Average diesel prices in the UK have been hit by the largest ever single-day rise, according to data from the RAC.
Diesel rose from 156.24 to 162.28 pence per litre between Monday 7 March and Tuesday 8 March. Petrol prices meanwhile jumped from 156.37 to 158.2 pence per litre, while super unleaded reached 169.93 pence per litre, up from 167.75.
Petrol prices have been heavily impacted over the past few weeks because of several factors, most notably Russia’s invasion of neighbouring Ukraine. Russia currently provides just 6% of the UK’s total oil imports and is the third-largest oil exporter in the world.
“Average fuel prices leapt to new records again on Tuesday, with diesel jumping a huge 3p a litre in a single day to 165.24p a litre, while petrol went up 2p to 158.20p.
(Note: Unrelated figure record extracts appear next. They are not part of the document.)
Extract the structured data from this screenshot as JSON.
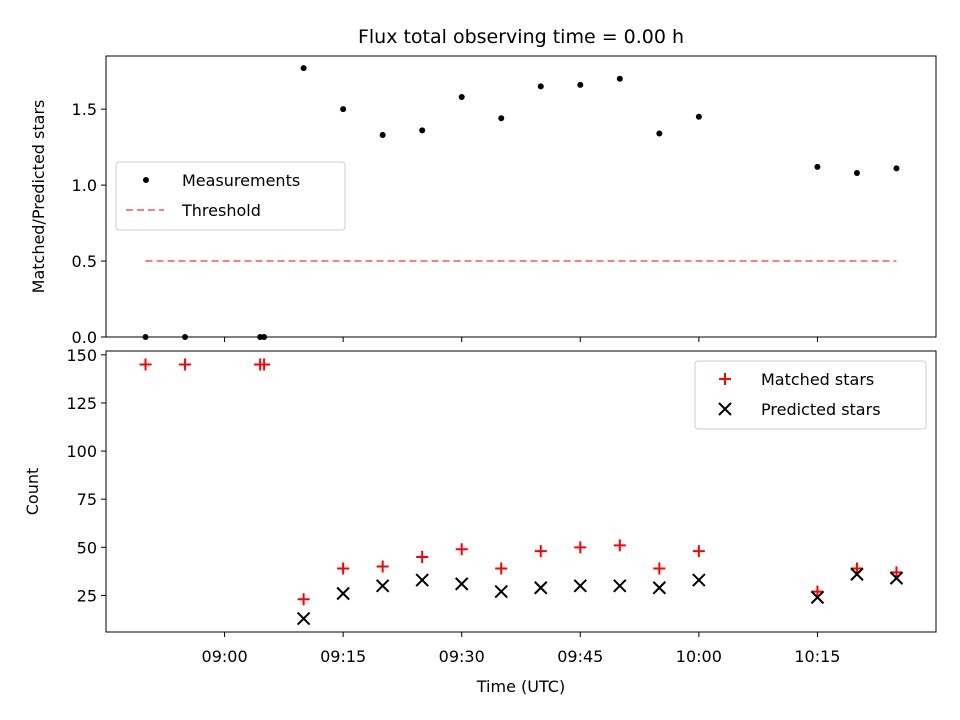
{
  "chart_data": [
    {
      "type": "scatter",
      "title": "Flux total observing time = 0.00 h",
      "xlabel": "",
      "ylabel": "Matched/Predicted stars",
      "ylim": [
        0.0,
        1.85
      ],
      "yticks": [
        0.0,
        0.5,
        1.0,
        1.5
      ],
      "xticks": [
        "09:00",
        "09:15",
        "09:30",
        "09:45",
        "10:00",
        "10:15"
      ],
      "legend_position": "center-left",
      "grid": false,
      "series": [
        {
          "name": "Measurements",
          "marker": "dot",
          "color": "#000000",
          "x": [
            "08:50",
            "08:55",
            "09:04:30",
            "09:05",
            "09:10",
            "09:15",
            "09:20",
            "09:25",
            "09:30",
            "09:35",
            "09:40",
            "09:45",
            "09:50",
            "09:55",
            "10:00",
            "10:15",
            "10:20",
            "10:25"
          ],
          "y": [
            0.0,
            0.0,
            0.0,
            0.0,
            1.77,
            1.5,
            1.33,
            1.36,
            1.58,
            1.44,
            1.65,
            1.66,
            1.7,
            1.34,
            1.45,
            1.12,
            1.08,
            1.11
          ]
        },
        {
          "name": "Threshold",
          "style": "dashed-line",
          "color": "#ff7f7f",
          "x": [
            "08:50",
            "10:25"
          ],
          "y": [
            0.5,
            0.5
          ]
        }
      ]
    },
    {
      "type": "scatter",
      "title": "",
      "xlabel": "Time (UTC)",
      "ylabel": "Count",
      "ylim": [
        6,
        152
      ],
      "yticks": [
        25,
        50,
        75,
        100,
        125,
        150
      ],
      "xticks": [
        "09:00",
        "09:15",
        "09:30",
        "09:45",
        "10:00",
        "10:15"
      ],
      "legend_position": "top-right",
      "grid": false,
      "series": [
        {
          "name": "Matched stars",
          "marker": "plus",
          "color": "#ff0000",
          "x": [
            "08:50",
            "08:55",
            "09:04:30",
            "09:05",
            "09:10",
            "09:15",
            "09:20",
            "09:25",
            "09:30",
            "09:35",
            "09:40",
            "09:45",
            "09:50",
            "09:55",
            "10:00",
            "10:15",
            "10:20",
            "10:25"
          ],
          "y": [
            145,
            145,
            145,
            145,
            23,
            39,
            40,
            45,
            49,
            39,
            48,
            50,
            51,
            39,
            48,
            27,
            39,
            37
          ]
        },
        {
          "name": "Predicted stars",
          "marker": "x",
          "color": "#000000",
          "x": [
            "09:10",
            "09:15",
            "09:20",
            "09:25",
            "09:30",
            "09:35",
            "09:40",
            "09:45",
            "09:50",
            "09:55",
            "10:00",
            "10:15",
            "10:20",
            "10:25"
          ],
          "y": [
            13,
            26,
            30,
            33,
            31,
            27,
            29,
            30,
            30,
            29,
            33,
            24,
            36,
            34
          ]
        }
      ]
    }
  ]
}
The diesel daily increase was the largest on record since 2000,” said Simon Williams, fuel spokesperson for the RAC.
Williams says the average cost of filling up a petrol-powered family car is now £87, which is a £7 increase compared with the start of the year. Diesel drivers are now spending around £90 on average for the first time, which is £8 more than the start of January.
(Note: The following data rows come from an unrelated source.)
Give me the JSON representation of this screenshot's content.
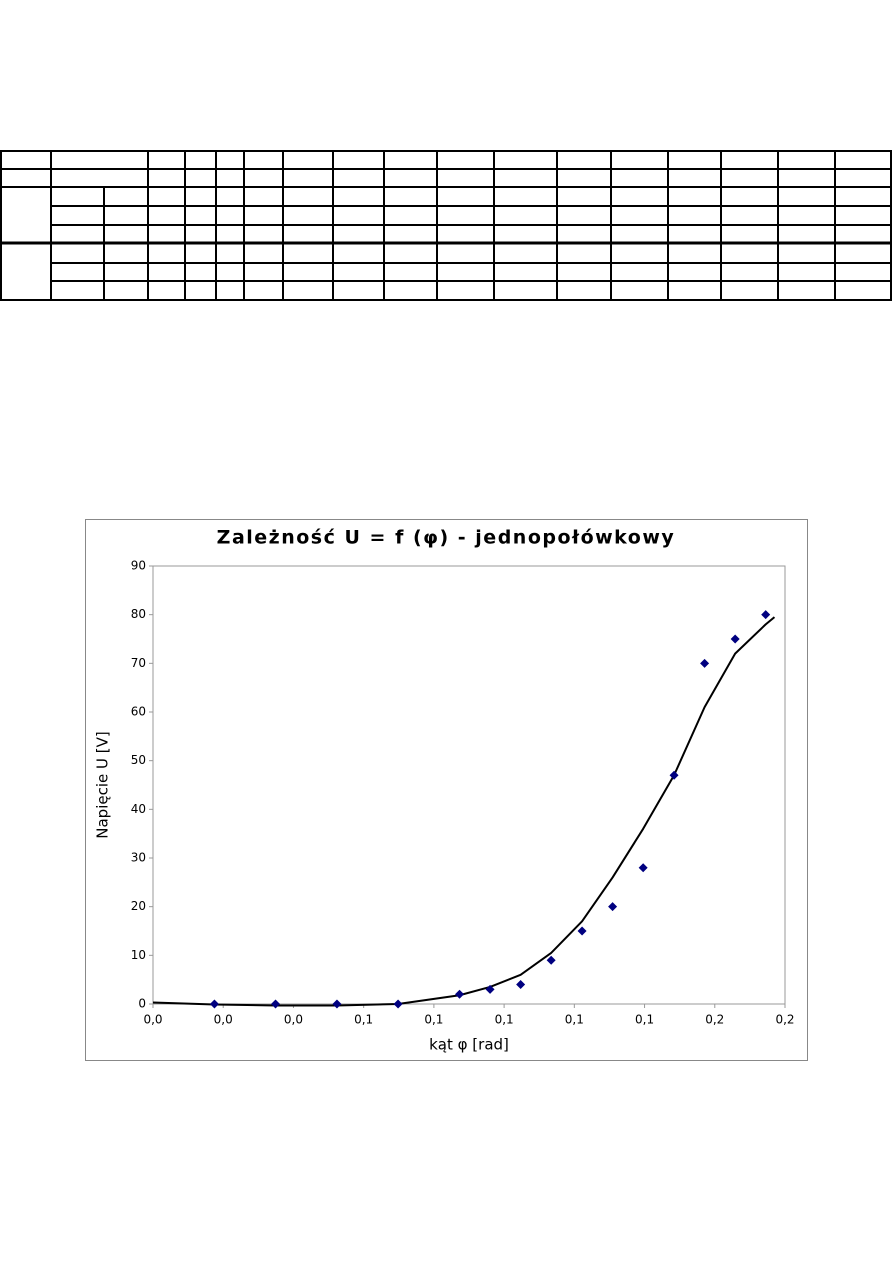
{
  "chart_data": {
    "type": "scatter",
    "title": "Zależność U = f (φ) - jednopołówkowy",
    "x_label": "kąt φ [rad]",
    "y_label": "Napięcie U [V]",
    "x": [
      0.0175,
      0.0349,
      0.0524,
      0.0698,
      0.0873,
      0.096,
      0.1047,
      0.1134,
      0.1222,
      0.1309,
      0.1396,
      0.1484,
      0.1571,
      0.1658,
      0.1745
    ],
    "values": [
      0,
      0,
      0,
      0,
      2,
      3,
      4,
      9,
      15,
      20,
      28,
      47,
      70,
      75,
      80
    ],
    "color": "#000080",
    "trendline": {
      "color": "#000000",
      "x": [
        0,
        0.0175,
        0.035,
        0.0524,
        0.0698,
        0.0873,
        0.096,
        0.1047,
        0.1134,
        0.1222,
        0.1309,
        0.1396,
        0.1484,
        0.1571,
        0.1658,
        0.1745,
        0.177
      ],
      "values": [
        0.3,
        -0.1,
        -0.3,
        -0.3,
        0,
        1.8,
        3.5,
        6,
        10.5,
        17,
        26,
        36,
        47,
        61,
        72,
        78,
        79.5
      ]
    },
    "xlim": [
      0,
      0.18
    ],
    "xticks": [
      {
        "value": 0,
        "label": "0,0"
      },
      {
        "value": 0.02,
        "label": "0,0"
      },
      {
        "value": 0.04,
        "label": "0,0"
      },
      {
        "value": 0.06,
        "label": "0,1"
      },
      {
        "value": 0.08,
        "label": "0,1"
      },
      {
        "value": 0.1,
        "label": "0,1"
      },
      {
        "value": 0.12,
        "label": "0,1"
      },
      {
        "value": 0.14,
        "label": "0,1"
      },
      {
        "value": 0.16,
        "label": "0,2"
      },
      {
        "value": 0.18,
        "label": "0,2"
      }
    ],
    "ylim": [
      0,
      90
    ],
    "yticks": [
      0,
      10,
      20,
      30,
      40,
      50,
      60,
      70,
      80,
      90
    ],
    "grid": false
  }
}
Wholesale prices could rise further, and the RAC believes costs could continue to funnel down to consumers. Further price rises with costs predicted to briskly reach 170 pence per litre.
“Wholesale fuel prices have already risen dramatically this week, so more pump price increases in the coming days are inevitable. Petrol is now certain to top an average of £1.60 a litre this week, while diesel will progress very quickly towards £1.70,” said Williams.
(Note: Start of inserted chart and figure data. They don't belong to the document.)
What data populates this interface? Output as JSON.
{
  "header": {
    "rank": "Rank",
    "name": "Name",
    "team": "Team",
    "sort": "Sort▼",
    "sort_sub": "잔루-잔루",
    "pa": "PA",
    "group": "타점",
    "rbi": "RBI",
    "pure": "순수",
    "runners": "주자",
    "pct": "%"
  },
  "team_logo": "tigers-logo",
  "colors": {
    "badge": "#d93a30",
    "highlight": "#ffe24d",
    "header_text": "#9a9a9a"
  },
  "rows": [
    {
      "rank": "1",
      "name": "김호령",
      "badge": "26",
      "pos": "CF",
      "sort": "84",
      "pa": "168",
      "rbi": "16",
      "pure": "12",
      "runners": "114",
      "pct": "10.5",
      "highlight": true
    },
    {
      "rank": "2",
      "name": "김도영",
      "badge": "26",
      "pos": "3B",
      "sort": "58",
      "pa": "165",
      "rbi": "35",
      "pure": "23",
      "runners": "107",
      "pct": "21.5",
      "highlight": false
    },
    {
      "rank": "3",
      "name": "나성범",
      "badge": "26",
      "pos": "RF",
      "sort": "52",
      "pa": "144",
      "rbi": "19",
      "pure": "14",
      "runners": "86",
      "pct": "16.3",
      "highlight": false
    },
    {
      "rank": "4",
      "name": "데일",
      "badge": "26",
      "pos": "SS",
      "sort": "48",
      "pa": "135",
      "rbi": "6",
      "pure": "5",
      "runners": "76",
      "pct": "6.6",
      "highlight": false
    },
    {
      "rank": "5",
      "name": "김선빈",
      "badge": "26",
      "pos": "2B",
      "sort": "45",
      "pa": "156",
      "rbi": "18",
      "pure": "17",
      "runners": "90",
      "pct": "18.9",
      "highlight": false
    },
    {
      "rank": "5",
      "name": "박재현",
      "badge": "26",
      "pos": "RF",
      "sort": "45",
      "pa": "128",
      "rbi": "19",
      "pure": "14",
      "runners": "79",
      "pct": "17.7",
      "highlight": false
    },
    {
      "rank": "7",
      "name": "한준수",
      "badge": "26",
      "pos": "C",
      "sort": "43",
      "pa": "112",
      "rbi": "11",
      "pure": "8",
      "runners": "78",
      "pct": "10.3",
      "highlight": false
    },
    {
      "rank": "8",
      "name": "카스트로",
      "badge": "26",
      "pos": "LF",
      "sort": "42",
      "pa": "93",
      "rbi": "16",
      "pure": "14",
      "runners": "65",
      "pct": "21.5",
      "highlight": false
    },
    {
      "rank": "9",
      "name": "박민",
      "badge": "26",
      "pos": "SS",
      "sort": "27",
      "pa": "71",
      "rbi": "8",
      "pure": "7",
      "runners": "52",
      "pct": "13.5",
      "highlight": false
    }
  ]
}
The firm has said that it will continue to push the government to cut VAT to at least 15%.
“As it stands, 26p a litre of what drivers are paying on the forecourt is attributable to VAT, and that comes on top of 58p a litre in Fuel Duty.
“This tax is causing unbelievable financial pain to drivers, which is why we believe [Chancellor of the Exchequer] Mr [Rishi] Sunak holds the key to easing the burden.”
Costs have been growing all throughout the month of February, with petrol and diesel prices crossing the pre-crisis record high of 148.02p and 151.0p respectively several weeks ago.
The RAC previously warned that rises would heavily hit UK drivers who are already impacted by increased energy and cost of living prices.
“This is the worst possible combination for drivers, as it will push already rising prices higher still and worsen the cost of living crisis,” Williams said last month.
“Drivers need to brace themselves for what’s to come, with many on lower incomes having to make difficult choices as a result of needing to put fuel in their cars.”